In the late 1980s, Democrats were the party of racial quotas, handgun bans, and welfare rights, viewed as soft on crime, weak on communism, and antagonistic to family values… “You’d look at polls and see that the American public agreed with the Republican Party on every meaningful voting issue,” Bill Andresen, a House Democratic aide at the time, recently recalled. The Democratic brand was so toxic that many of the party’s politicians shunned its liberal national candidates, particularly the 1984 presidential nominee, Walter Mondale…

By 1992, all of that was changing, thanks to the Democratic Leadership Council, a policy group that was founded in 1985 with the goal of reorienting the party around more-centrist ideas. The philosophical realignment it achieved was remarkable. Such shifts, political scientists note, generally come only in the wake of national crises. If today’s Republicans are to change course, they could learn from the DLC.

So how did the DLC do it? The group’s first order of business was to force the party to face facts. Of all the Democrats’ many problems in the late 1980s, the biggest was denial.

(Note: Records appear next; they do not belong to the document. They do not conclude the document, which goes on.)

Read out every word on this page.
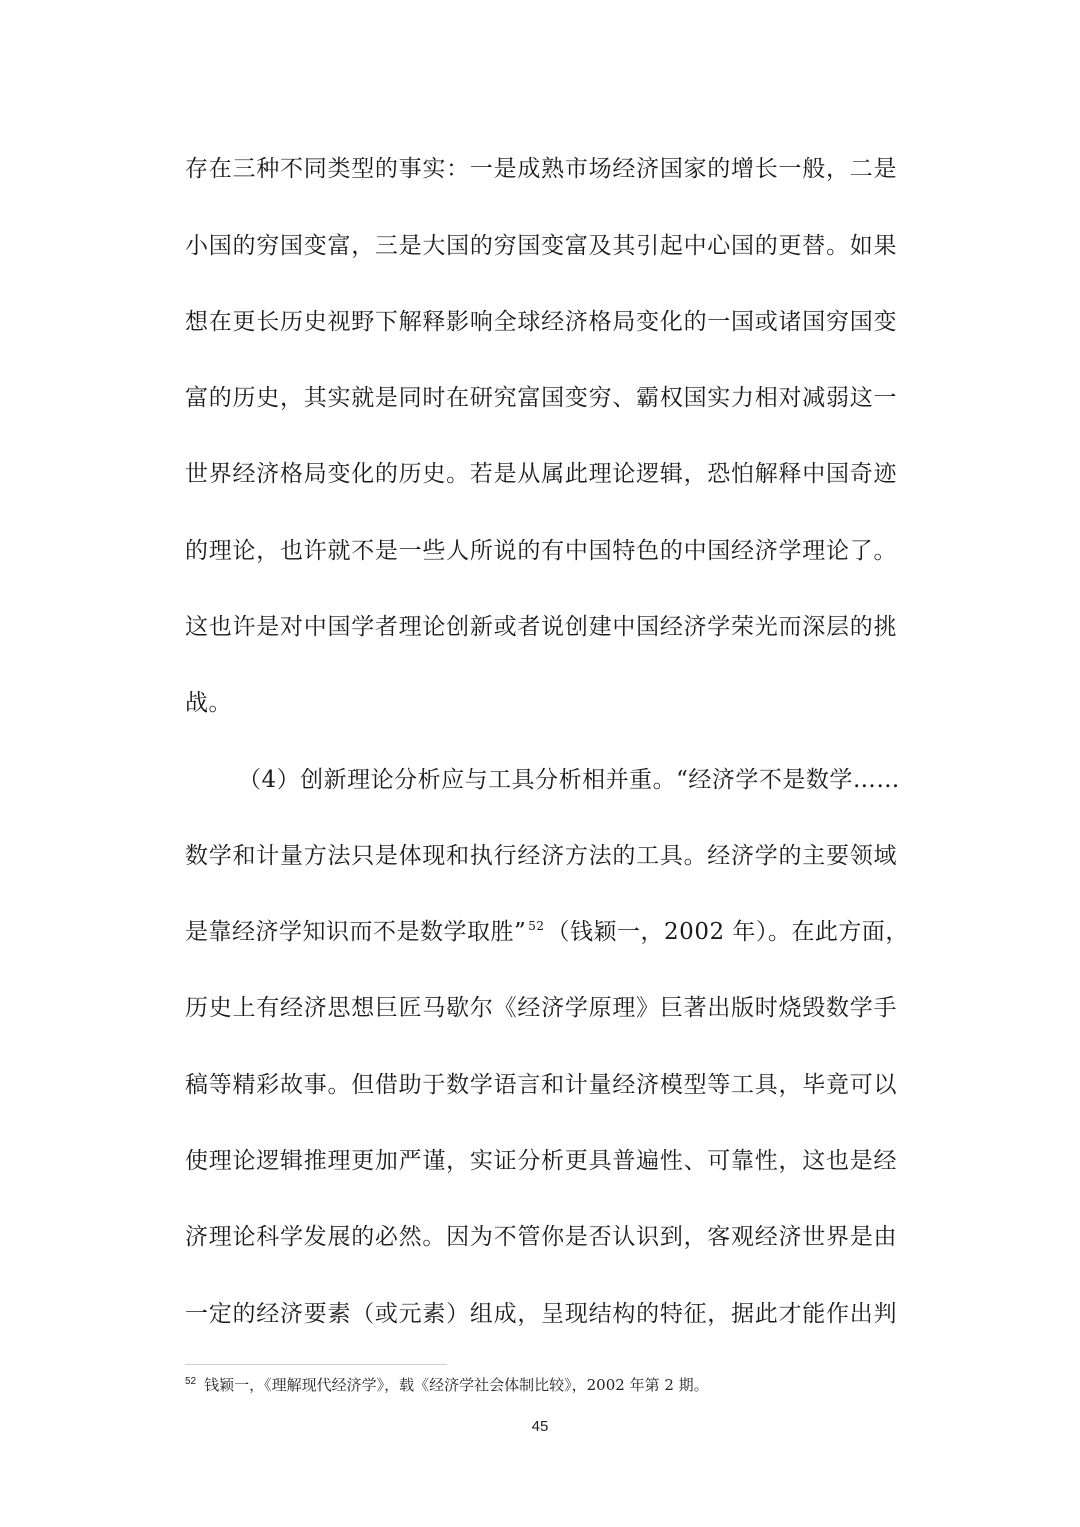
存在三种不同类型的事实：一是成熟市场经济国家的增长一般，二是
小国的穷国变富，三是大国的穷国变富及其引起中心国的更替。如果
想在更长历史视野下解释影响全球经济格局变化的一国或诸国穷国变
富的历史，其实就是同时在研究富国变穷、霸权国实力相对减弱这一
世界经济格局变化的历史。若是从属此理论逻辑，恐怕解释中国奇迹
的理论，也许就不是一些人所说的有中国特色的中国经济学理论了。
这也许是对中国学者理论创新或者说创建中国经济学荣光而深层的挑
战。
（4）创新理论分析应与工具分析相并重。“经济学不是数学……
数学和计量方法只是体现和执行经济方法的工具。经济学的主要领域
是靠经济学知识而不是数学取胜” $^{52}$（钱颖一，2002 年）。在此方面，
历史上有经济思想巨匠马歇尔《经济学原理》巨著出版时烧毁数学手
稿等精彩故事。但借助于数学语言和计量经济模型等工具，毕竟可以
使理论逻辑推理更加严谨，实证分析更具普遍性、可靠性，这也是经
济理论科学发展的必然。因为不管你是否认识到，客观经济世界是由
一定的经济要素（或元素）组成，呈现结构的特征，据此才能作出判
$^{52}$ 钱颖一，《理解现代经济学》，载《经济学社会体制比较》，2002 年第 2 期。
45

Party activists professed that their nominees were losing not because they were too liberal but because they weren’t liberal enough. Or they said that the party simply had to do a better job of turning out its base of low-income and minority voters. Or that Democrats’ majorities in Congress and governors’ mansions proved the party was still doing fine. Some insisted that voters were being hoodwinked by the charismatic Ronald Reagan, or were just too racist and backward to embrace the righteousness of Democratic positions.

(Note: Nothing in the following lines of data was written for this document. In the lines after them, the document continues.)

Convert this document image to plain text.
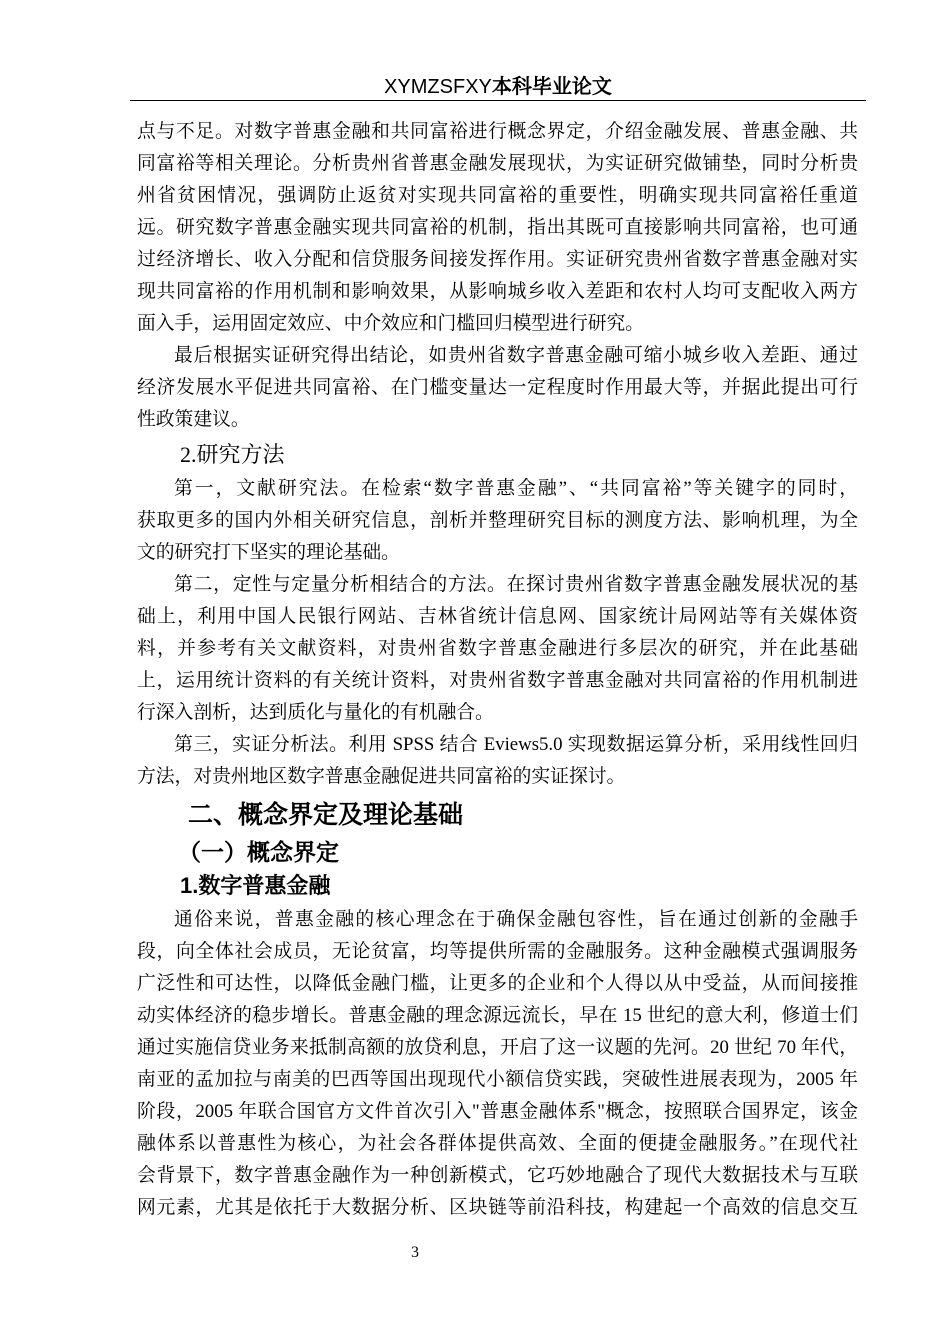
XYMZSFXY本科毕业论文
点与不足。对数字普惠金融和共同富裕进行概念界定，介绍金融发展、普惠金融、共
同富裕等相关理论。分析贵州省普惠金融发展现状，为实证研究做铺垫，同时分析贵
州省贫困情况，强调防止返贫对实现共同富裕的重要性，明确实现共同富裕任重道
远。研究数字普惠金融实现共同富裕的机制，指出其既可直接影响共同富裕，也可通
过经济增长、收入分配和信贷服务间接发挥作用。实证研究贵州省数字普惠金融对实
现共同富裕的作用机制和影响效果，从影响城乡收入差距和农村人均可支配收入两方
面入手，运用固定效应、中介效应和门槛回归模型进行研究。
最后根据实证研究得出结论，如贵州省数字普惠金融可缩小城乡收入差距、通过
经济发展水平促进共同富裕、在门槛变量达一定程度时作用最大等，并据此提出可行
性政策建议。
2.研究方法
第一，文献研究法。在检索“数字普惠金融”、“共同富裕”等关键字的同时，
获取更多的国内外相关研究信息，剖析并整理研究目标的测度方法、影响机理，为全
文的研究打下坚实的理论基础。
第二，定性与定量分析相结合的方法。在探讨贵州省数字普惠金融发展状况的基
础上，利用中国人民银行网站、吉林省统计信息网、国家统计局网站等有关媒体资
料，并参考有关文献资料，对贵州省数字普惠金融进行多层次的研究，并在此基础
上，运用统计资料的有关统计资料，对贵州省数字普惠金融对共同富裕的作用机制进
行深入剖析，达到质化与量化的有机融合。
第三，实证分析法。利用 SPSS 结合 Eviews5.0 实现数据运算分析，采用线性回归
方法，对贵州地区数字普惠金融促进共同富裕的实证探讨。
二、概念界定及理论基础
（一）概念界定
1.数字普惠金融
通俗来说，普惠金融的核心理念在于确保金融包容性，旨在通过创新的金融手
段，向全体社会成员，无论贫富，均等提供所需的金融服务。这种金融模式强调服务
广泛性和可达性，以降低金融门槛，让更多的企业和个人得以从中受益，从而间接推
动实体经济的稳步增长。普惠金融的理念源远流长，早在 15 世纪的意大利，修道士们
通过实施信贷业务来抵制高额的放贷利息，开启了这一议题的先河。20 世纪 70 年代，
南亚的孟加拉与南美的巴西等国出现现代小额信贷实践，突破性进展表现为，2005 年
阶段，2005 年联合国官方文件首次引入"普惠金融体系"概念，按照联合国界定，该金
融体系以普惠性为核心，为社会各群体提供高效、全面的便捷金融服务。”在现代社
会背景下，数字普惠金融作为一种创新模式，它巧妙地融合了现代大数据技术与互联
网元素，尤其是依托于大数据分析、区块链等前沿科技，构建起一个高效的信息交互
3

The bottom line of such defenses—that the party did not need fundamental change—echoes today’s future-of-the-GOP argument.

Liberals didn’t take the DLC’s efforts lying down…The DLC didn’t have party activists on its side, but it was convinced it could win support among the party rank and file. And it had buy-in from elected officials like Virginia Governor Chuck Robb, Senator Sam Nunn of Georgia, Arizona Governor Bruce Babbitt, and a long roster of southern Democratic members of Congress. It had new ideas, such as welfare reform and a national service program. Perhaps most crucial, it had a formidable candidate in Bill Clinton, the obscure Arkansas governor who agreed to become the DLC’s chairman after meeting with From in Little Rock in 1989. In return, the DLC helped launch Clinton’s 1992 campaign operation…

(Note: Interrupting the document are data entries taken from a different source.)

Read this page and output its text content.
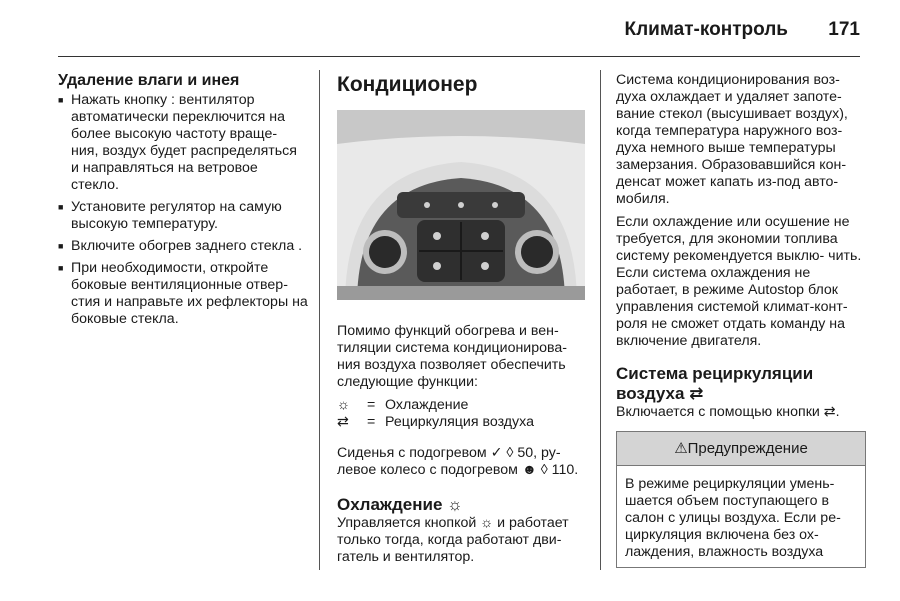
Климат-контроль 171
Удаление влаги и инея
■ Нажать кнопку : вентилятор автоматически переключится на более высокую частоту враще- ния, воздух будет распределяться и направляться на ветровое стекло.
■ Установите регулятор на самую высокую температуру.
■ Включите обогрев заднего стекла .
■ При необходимости, откройте боковые вентиляционные отвер- стия и направьте их рефлекторы на боковые стекла.
Кондиционер

Помимо функций обогрева и вен- тиляции система кондиционирова- ния воздуха позволяет обеспечить следующие функции:

☼ = Охлаждение
⇄ = Рециркуляция воздуха

Сиденья с подогревом ✓ ◊ 50, ру- левое колесо с подогревом ☻ ◊ 110.

Охлаждение ☼

Управляется кнопкой ☼ и работает только тогда, когда работают дви- гатель и вентилятор.

Система кондиционирования воз- духа охлаждает и удаляет запоте- вание стекол (высушивает воздух), когда температура наружного воз- духа немного выше температуры замерзания. Образовавшийся кон- денсат может капать из-под авто- мобиля.

Если охлаждение или осушение не требуется, для экономии топлива систему рекомендуется выклю- чить. Если система охлаждения не работает, в режиме Autostop блок управления системой климат-конт- роля не сможет отдать команду на включение двигателя.

Система рециркуляции воздуха ⇄

Включается с помощью кнопки ⇄.

⚠Предупреждение
В режиме рециркуляции умень- шается объем поступающего в салон с улицы воздуха. Если ре- циркуляция включена без ох- лаждения, влажность воздуха
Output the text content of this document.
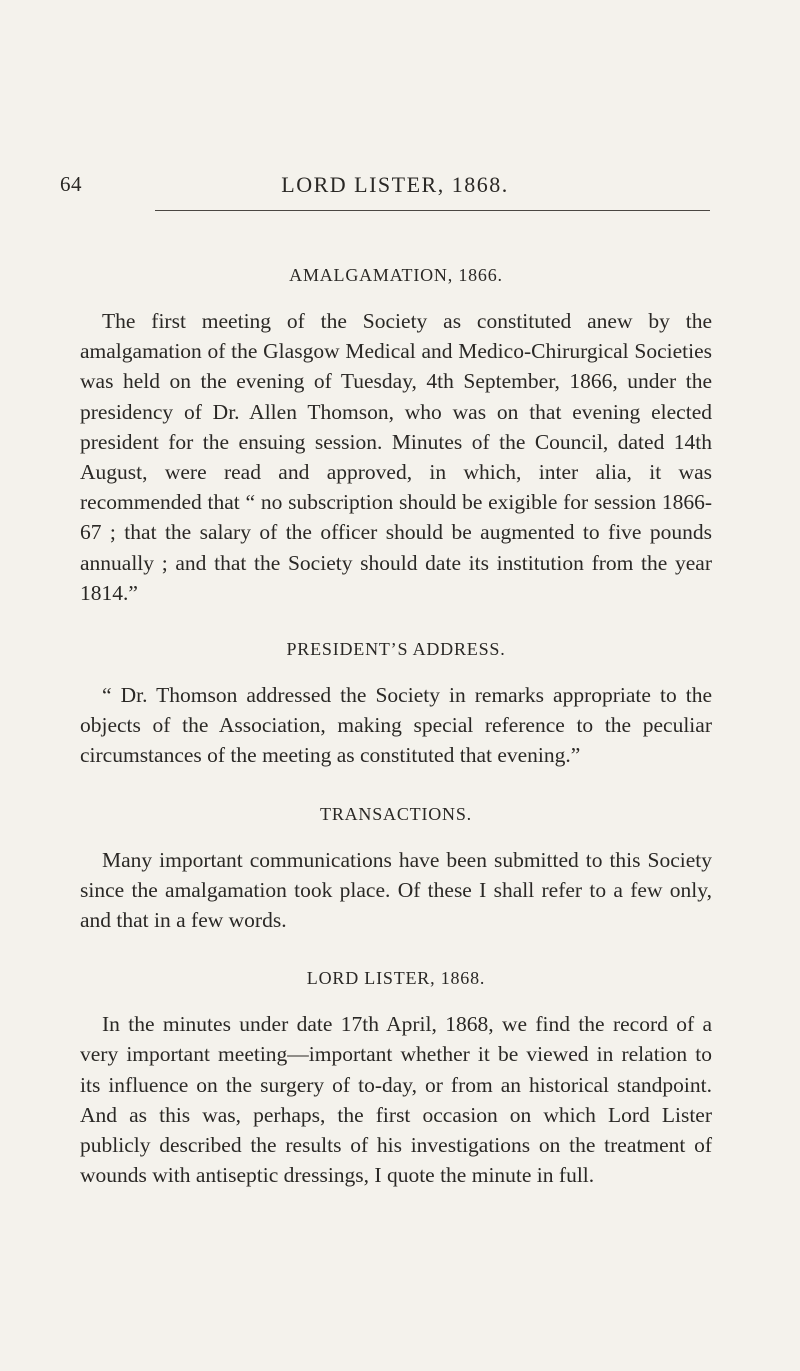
64	LORD LISTER, 1868.
AMALGAMATION, 1866.

The first meeting of the Society as constituted anew by the amalgamation of the Glasgow Medical and Medico-Chirurgical Societies was held on the evening of Tuesday, 4th September, 1866, under the presidency of Dr. Allen Thomson, who was on that evening elected president for the ensuing session. Minutes of the Council, dated 14th August, were read and approved, in which, inter alia, it was recommended that “ no subscription should be exigible for session 1866-67 ; that the salary of the officer should be augmented to five pounds annually ; and that the Society should date its institution from the year 1814.”

PRESIDENT’S ADDRESS.

“ Dr. Thomson addressed the Society in remarks appropriate to the objects of the Association, making special reference to the peculiar circumstances of the meeting as constituted that evening.”

TRANSACTIONS.

Many important communications have been submitted to this Society since the amalgamation took place. Of these I shall refer to a few only, and that in a few words.

LORD LISTER, 1868.

In the minutes under date 17th April, 1868, we find the record of a very important meeting—important whether it be viewed in relation to its influence on the surgery of to-day, or from an historical standpoint. And as this was, perhaps, the first occasion on which Lord Lister publicly described the results of his investigations on the treatment of wounds with antiseptic dressings, I quote the minute in full.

But if the DLC’s example is the yardstick, Republicans have some catching up to do. The recommendations of the party’s autopsy were largely procedural, from emphasizing technology to fiddling with primary and debate calendars. Moreover, the autopsy—the most prominent reform push to date—came from within the party, whereas the DLC had to work outside its party to succeed. Most important, today’s GOP isn’t seeing anything like the bloody, open confrontation that Democratic reformers had with their party’s ideological base… Republican elected officials have shown little will to antagonize conservative activists and the talk-radio crowd. Instead, many insist that the party’s not broken, as Senator Marco Rubio of Florida did at this year’s Conservative Political Action Conference. “We don’t need a new idea,” Rubio said. “The idea is called America, and it still works.”

Watching the GOP’s struggles, former DLCers say they recognize all the old symptoms—the alibis, the search for a procedural panacea, the party committee dominated by diehards. But on the question of whether the Republican Party has just been through its version of 1988, they’re not so sure. As Will Marshall put it: “They know they have a political problem—that’s obvious. But I don’t think they’ve come to grips with the fundamental issue, which is their governing philosophy. I think they’re going to have to lose one more.”